第9話 現当主による恐怖心

 コンコン


「父上、お呼びになられたとの事でしたので、ルーク参上致しました」

「入れ」


 父上の書斎に来た俺は入室の許可をとり、中に入った。ちなみにヴァルは俺の部屋に置いてきた。今言うのは得策じゃないからな。


「では、なんの御用件かお聞きになっても構いませんか」

「ああ……初めは、お前のような勉学にしか取り柄のない出来損ないなどこのゼフィルス家には必要がないと思っていたのだが…」

「……」

「先程の殺気は貴様か?」

「……、ぐっ?!」


 突然、とてつもない恐怖心にさいなまれ、立っているのもやっとな程の威圧感に俺は思わず気圧けおされた。


「…ほう、この恐怖に耐えるか」

「ぐっ…くっそ…」


 俺はこの恐怖を知っている。この世界に来てからは初めてだが、これは俺が作った力の一つによるものだ。


 それは、"波紋はもん"


 波紋とは、体内に流れる生命波動を外に放つ力だ。生命波動は誰でも必ず持っている力。しかし、感じ取るのとは話が別。よくこの世界では、生命波動を、知覚は天才、放出は異才、制御は鬼才と言われている。
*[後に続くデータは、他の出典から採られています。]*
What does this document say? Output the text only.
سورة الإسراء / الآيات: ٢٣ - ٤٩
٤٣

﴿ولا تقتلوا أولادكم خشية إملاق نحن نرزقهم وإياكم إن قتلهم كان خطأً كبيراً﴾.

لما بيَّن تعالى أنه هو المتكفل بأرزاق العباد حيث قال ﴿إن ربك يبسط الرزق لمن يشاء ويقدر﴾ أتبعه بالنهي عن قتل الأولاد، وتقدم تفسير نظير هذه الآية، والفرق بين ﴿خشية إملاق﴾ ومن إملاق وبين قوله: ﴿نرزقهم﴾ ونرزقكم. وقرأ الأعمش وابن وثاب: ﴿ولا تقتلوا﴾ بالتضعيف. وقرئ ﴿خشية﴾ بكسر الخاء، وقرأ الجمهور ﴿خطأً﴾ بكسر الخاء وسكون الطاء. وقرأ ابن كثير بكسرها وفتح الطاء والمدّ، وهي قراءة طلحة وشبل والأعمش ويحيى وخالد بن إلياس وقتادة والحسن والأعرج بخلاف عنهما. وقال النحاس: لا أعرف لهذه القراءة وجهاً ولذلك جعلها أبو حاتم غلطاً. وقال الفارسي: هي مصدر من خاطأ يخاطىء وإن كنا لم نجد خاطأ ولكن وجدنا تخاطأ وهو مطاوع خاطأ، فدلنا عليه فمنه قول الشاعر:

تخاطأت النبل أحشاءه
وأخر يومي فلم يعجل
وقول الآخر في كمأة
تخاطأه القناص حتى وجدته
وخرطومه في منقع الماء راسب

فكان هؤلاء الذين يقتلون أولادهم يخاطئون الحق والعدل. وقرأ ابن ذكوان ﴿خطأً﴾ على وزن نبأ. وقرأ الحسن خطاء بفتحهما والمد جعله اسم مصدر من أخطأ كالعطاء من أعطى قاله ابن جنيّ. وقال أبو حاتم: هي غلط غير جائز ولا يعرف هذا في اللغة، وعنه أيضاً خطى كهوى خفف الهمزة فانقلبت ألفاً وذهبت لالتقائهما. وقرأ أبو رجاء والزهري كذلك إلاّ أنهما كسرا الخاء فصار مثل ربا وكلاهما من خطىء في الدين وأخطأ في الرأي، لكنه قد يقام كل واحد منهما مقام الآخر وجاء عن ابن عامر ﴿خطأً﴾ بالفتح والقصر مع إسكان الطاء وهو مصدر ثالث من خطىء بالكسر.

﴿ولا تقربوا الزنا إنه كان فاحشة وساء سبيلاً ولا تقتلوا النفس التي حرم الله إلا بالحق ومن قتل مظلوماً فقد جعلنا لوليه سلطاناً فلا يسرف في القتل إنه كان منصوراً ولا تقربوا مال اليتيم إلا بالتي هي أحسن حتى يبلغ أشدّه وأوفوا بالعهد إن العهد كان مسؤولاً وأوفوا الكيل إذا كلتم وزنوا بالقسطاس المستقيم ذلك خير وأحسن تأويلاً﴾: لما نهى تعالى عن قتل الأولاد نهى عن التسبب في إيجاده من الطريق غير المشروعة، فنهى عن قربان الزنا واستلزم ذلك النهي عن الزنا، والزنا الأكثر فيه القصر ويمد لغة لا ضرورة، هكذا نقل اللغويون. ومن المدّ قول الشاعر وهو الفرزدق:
 そして、この男、ゼフィルス家現当主ジークフリート・フォン・ゼフィルスはまさしく鬼才である。


 波紋はそれぞれ能力が異なる。この男の能力は"恐怖"。この男の生命波動に当てられたものは膨大な恐怖心を味わうことになる。


「…フッ、いいだろう。俺はお前を勘違いしていたようだ。貴様には常人とは何か違うものを持っているのかもしれぬな」

「はぁ、はぁ。ではもう退出してもよろしいでしょうか」


 とにかく俺は早く退出したかった。そう思いながら父上に問う。悔しいが今の俺じゃあこの男の足元すら遠すぎて見えないほどの差が開いている。たかが波紋の一端でこのような有り様になっているようではな。だが、いつか殺してやるという強い決意を込めて。


「いや、待て。勘違いとは言ったがまだ信じきれていない部分もある。そうだな。明日、お前には決闘をしてもらう」

「決闘、ですか?」

「ああ、己の力で出来損ないではないと証明して見せろ」


 ククク、相手次第だが好都合だな。ルークの顔が緩む。顔に出ているかもしれないなと思いながらも止められない。


「ええ、俺は構いませんよ」

「随分余裕そうだな」

「余裕、という訳ではありませんが、俺の良い踏み台となって下さることを期待しているだけですよ」

「ククク、それでこそ我がゼフィルス家だ。よし、ではお前の対戦相手はユリウスとする」

「承知しました」


 ユリウス・フォン・ゼフィルス。俺よりも三歳年上の兄。実力は可もなく不可もなくと言った感じだ。だだ、勘違いしてはいけないのがその基準がゼフィルス家である、ということだ。先程気絶させたゴミは除くが、ゼフィルス家は全員が全員、確かな才能を持って生まれる。その中での"可もなく不可もなく"である。


 しかし、だからなんだって感じだ。

 俺からすればどいつもこいつも俺の踏み台でしかない。俺の野望を叶えるための。最強に近づくための。


「では、失礼いたします」


 俺はそう言い、ジークフリートの書斎を後にした。



 ◇



 ジークフリート・フォン・ゼフィルス


 ゼフィルス公爵家 現当主であり、大陸最強の称号を持つ正真正銘の怪物。


 約30年前、ゼフィルス家が長年尽力して支え続けている国 エーテリオン帝国の魔物暴走スタンピートによる滅亡の危機を救った5人の英雄 "星冠せいかん五傑ごけつ"、ジークフリートはその一人である。

 星冠の五傑とは、現在の皇帝と四大公爵家の現当主たちである。つまり、この五人たちが最強の称号を手にしている訳だが、その中でも特に最強とうたわれたのがジークフリート・フォン・ゼフィルスである。


 ルークはこの男を倒さなければ己の野望を叶えることができないのだ。


「ククク、いつか俺もあの境地以上へ至れるのだな。ああ、楽しみだ、クハハハハハ」


 しかし、当の本人は自分が負けることなど微塵も考えていないようであった。